I am frequently amused by the way my mind works (or doesn't work) and this morning I laughed out loud at a source of inspiration while walking in the cemetery.
I was finishing up my third lap and was listening to my i pod. I was a bit distracted by what I was listening to, but noticed a tombstone that I had not seen before. There it was in full view, straight ahead. What I saw at a glance was Kates Button, which made me smile. As I looked closer, I saw what was really written, which was Kate S. Button.
I decided to play with my initial interpretation of Kate's Button and what that meant to me. First of all, I thought about what or who, pushes my buttons. There have been a few people in my life, thankfully none at the present time, that I have allowed to get my goat. I allowed them to steal my joy and upset me, which I would consider button pushing. Having my button pushed in that way does not feel very good. In fact, it is a feeling of being victimized. Over the years, I have become quite adept at identifying button pushers and have learned to keep my button off limits.
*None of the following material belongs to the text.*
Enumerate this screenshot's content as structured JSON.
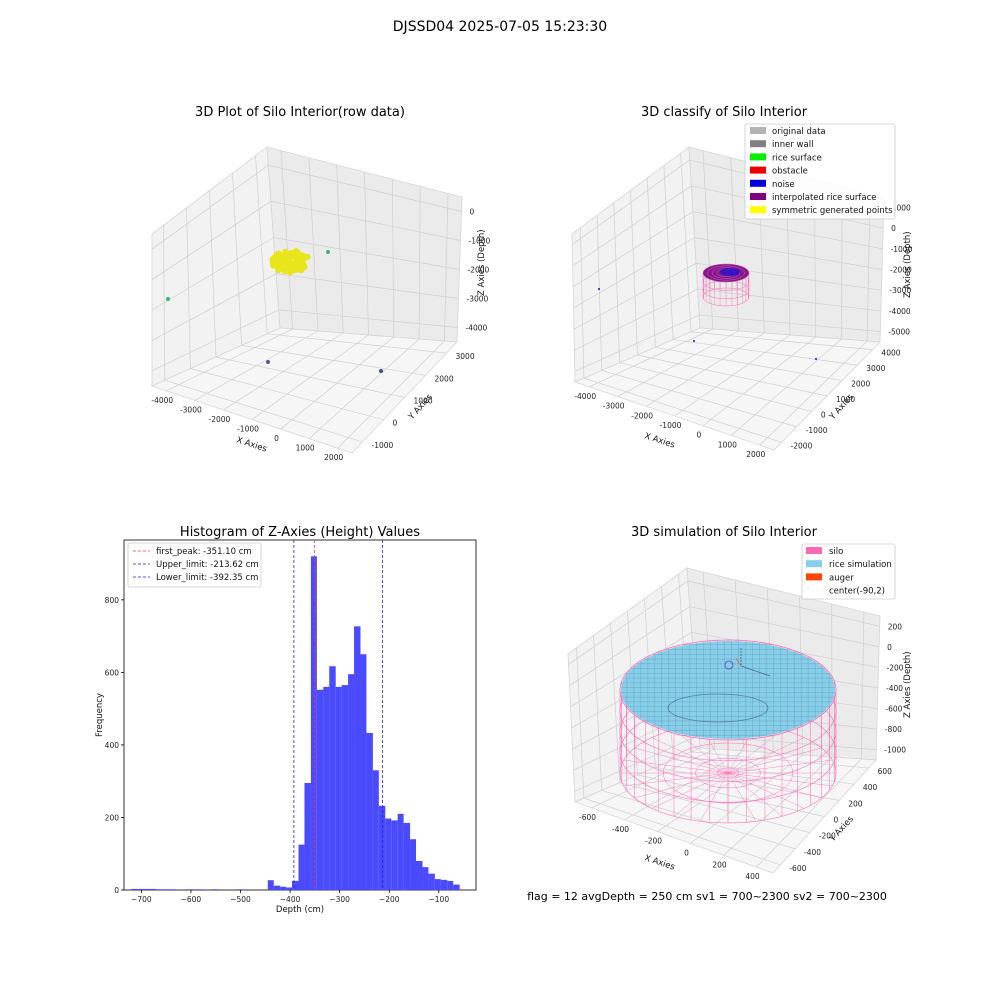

From there, my mind went to thoughts about what pushes my button that makes me feel on or that which takes me from dullness to aliveness. Many things came to mind such as the company of certain people, travel experiences, some challenges, my work, dancing, yoga and many other activities that I love to do. My own thoughts can even push my on button.
This little error at a glance kept me entertained for the walk home. I'm grateful for Kate S. Button for keeping me alert and tuned into that which creates joy and that which takes it away.